Treatment strategy

Treatment strategy

The treatment strategy of AS could be summarized in four main steps:

  1. Treatment (Dilatation and curettage, hysteroscopy, hysterotomy)
  2. Re-adhesion prevention (Intrauterine device, Uterine balloon stent, Foley’s catheter, anti-adhesion barriers)
  3. Restoring normal endometrium (Hormonal treatment, stem cells)
  4. Post-operative assessment (Repeat surgery; diagnostic hysteroscopy; ultrasound).


Few cases of AS treatment using an open-surgery approach with transfundal separation of scarring uterine walls have been mentioned: in some cases an adequate restoration of menstruation and fertility was obtained. It has been superseded by hysteroscopic techniques, so today this strategy may be adopted only in extremely complex situation, when the hysteroscopic approach is not possible or unlikely to succeed, and only by expert surgeons. The patient should be informed about the risk of the procedure, and warmed that the successful restoration of the cavity may not be obtained, not even with such an aggressive approach.

Dilatation and curettage

Before the introduction of hysteroscopy, the blind dilation and curettage (D&C) was the treatment of choice. Nevertheless blind D&C is associated with a high risk of uterine perforation as well as being a relatively poor diagnostic tool, with the result that this technique should be considered obsolete.

Hysteroscopic surgery

Hysteroscopic surgery has revolutionized the treatment of intrauterine adhesion and it is the established gold standard technique. The magnification and the direct view of the adhesions allow for a precise and safe treatment. When the lesions are filmy, the tip of the hysteroscope and uterine distension may be enough to break down the adhesions. Thus, in favourable cases the restoration of cavity can be obtained through “no touch” hysteroscopy in out-patient setting without general anaesthesia.

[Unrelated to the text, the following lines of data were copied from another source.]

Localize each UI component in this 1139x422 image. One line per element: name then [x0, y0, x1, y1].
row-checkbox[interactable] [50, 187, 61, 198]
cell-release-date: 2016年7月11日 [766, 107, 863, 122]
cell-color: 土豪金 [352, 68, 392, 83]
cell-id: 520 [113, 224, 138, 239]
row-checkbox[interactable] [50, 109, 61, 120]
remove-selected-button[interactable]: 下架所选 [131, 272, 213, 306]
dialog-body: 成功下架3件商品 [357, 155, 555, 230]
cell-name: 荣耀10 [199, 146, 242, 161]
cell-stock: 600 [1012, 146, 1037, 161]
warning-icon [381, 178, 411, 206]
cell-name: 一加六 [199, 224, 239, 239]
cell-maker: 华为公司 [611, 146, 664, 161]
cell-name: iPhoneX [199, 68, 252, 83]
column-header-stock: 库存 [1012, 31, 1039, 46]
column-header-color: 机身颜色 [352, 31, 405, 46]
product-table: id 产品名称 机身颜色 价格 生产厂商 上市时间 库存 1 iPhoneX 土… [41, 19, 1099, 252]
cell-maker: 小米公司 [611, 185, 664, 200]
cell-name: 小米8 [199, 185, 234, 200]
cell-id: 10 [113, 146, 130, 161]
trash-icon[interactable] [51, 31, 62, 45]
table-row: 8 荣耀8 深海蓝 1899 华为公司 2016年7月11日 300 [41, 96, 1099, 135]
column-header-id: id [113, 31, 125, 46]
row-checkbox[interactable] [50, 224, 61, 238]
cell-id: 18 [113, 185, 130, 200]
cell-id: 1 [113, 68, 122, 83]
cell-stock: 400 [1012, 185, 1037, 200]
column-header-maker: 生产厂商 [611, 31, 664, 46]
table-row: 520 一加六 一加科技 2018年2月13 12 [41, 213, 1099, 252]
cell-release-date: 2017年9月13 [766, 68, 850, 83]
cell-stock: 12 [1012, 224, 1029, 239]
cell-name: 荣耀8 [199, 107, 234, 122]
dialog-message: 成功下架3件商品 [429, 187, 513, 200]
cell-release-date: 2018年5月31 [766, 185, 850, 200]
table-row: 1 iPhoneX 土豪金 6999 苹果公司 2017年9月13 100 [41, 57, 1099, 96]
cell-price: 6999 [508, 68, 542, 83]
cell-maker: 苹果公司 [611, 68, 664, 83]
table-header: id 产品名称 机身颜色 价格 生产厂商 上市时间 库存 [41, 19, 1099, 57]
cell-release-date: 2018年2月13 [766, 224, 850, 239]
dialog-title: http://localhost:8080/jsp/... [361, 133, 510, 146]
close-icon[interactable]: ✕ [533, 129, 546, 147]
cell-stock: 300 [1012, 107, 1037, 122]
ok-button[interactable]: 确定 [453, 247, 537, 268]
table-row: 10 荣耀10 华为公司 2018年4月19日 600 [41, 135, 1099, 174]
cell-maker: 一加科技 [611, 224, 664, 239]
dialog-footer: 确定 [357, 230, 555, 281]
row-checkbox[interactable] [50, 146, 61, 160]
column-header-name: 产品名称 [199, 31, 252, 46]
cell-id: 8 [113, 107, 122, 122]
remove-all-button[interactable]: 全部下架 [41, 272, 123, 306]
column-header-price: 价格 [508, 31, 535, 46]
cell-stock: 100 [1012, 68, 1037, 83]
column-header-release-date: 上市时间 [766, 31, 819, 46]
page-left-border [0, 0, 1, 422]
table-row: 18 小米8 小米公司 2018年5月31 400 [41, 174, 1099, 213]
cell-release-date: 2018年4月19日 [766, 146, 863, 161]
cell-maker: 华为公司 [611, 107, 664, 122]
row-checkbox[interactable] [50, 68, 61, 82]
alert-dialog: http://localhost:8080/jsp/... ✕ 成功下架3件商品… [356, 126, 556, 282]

Nevertheless, the treatment of the severe and dense adhesion remains more challenging: in these cases, the cavity may be completely occluded or too narrow to allow the insertion of hysteroscopic sheath inside the cervix. Moreover, multiple procedures may be required because of post-surgical recurrence of the adhesions. In these situations, it is recommended to offer a proper counselling regarding the lower rate of success and the higher risk of complications.

According to many experts, the removal of the adhesions should start form the lower part of the uterus and progress toward the upper part. Any central and filmy adhesions should be separated initially in order to allow adequate distension of the uterine cavity. Dense and lateral adhesions should be treated at the end, bearing in mind the greater risk of uterine perforation and bleeding.

A wide range of mechanical or electric equipment has been adopted during hysteroscopic adhesiolysis. Even the use of a sharp needle (Touhy needle) has showed a good rate of success. Specifically, 55 patients were treated with a 16-gauge, 80-mm Touhy needle introduced alongside a 5-mm hysteroscope under fluoroscopical guidance. All women regained a normal menstruation pattern but no data about fertility outcome was collected in this study. A cold-knife approach is supposed to prevent thermal damage of the residual endometrium and reduce the rate of perforation during the procedure. The use of powered instruments (electric surgery or laser) has also proven efficient for hysteroscopic adhesiolysis. Nevertheless the use of electric surgery is associated with potential damage to the residual endometrium.

Monopolar surgery has provided results as satisfactory as bipolar one. However, one of the advantages of the latter is that the tissue effect is more focal and the use of electrolyte-containing uterine distension media means that electrolyte changes are less likely to be clinically serious in cases of fluid overload.

The treatment with laser vaporization using an Nd-YAG (neodymium-doped yttrium aluminium garnet) and KTP (potassium-titanyl-phosphate) laser has also been described in the treatment of AS. However, it is characterized by higher costs and increased uterine damages, and does not offer significant advantages over other electric equipment. Therefore its use in hysteroscopic adhesions has been increasingly abandoned.

The most difficult cases to treat are those with severe AS stage characterized by a complete obliteration of cavity and no apparent endometrium visible at hysteroscopy. It can be impossible to dissect the adhesions with standards hysteroscopic techniques. In these difficult circumstances, several innovative hysteroscopic strategies have been suggested in medical literature.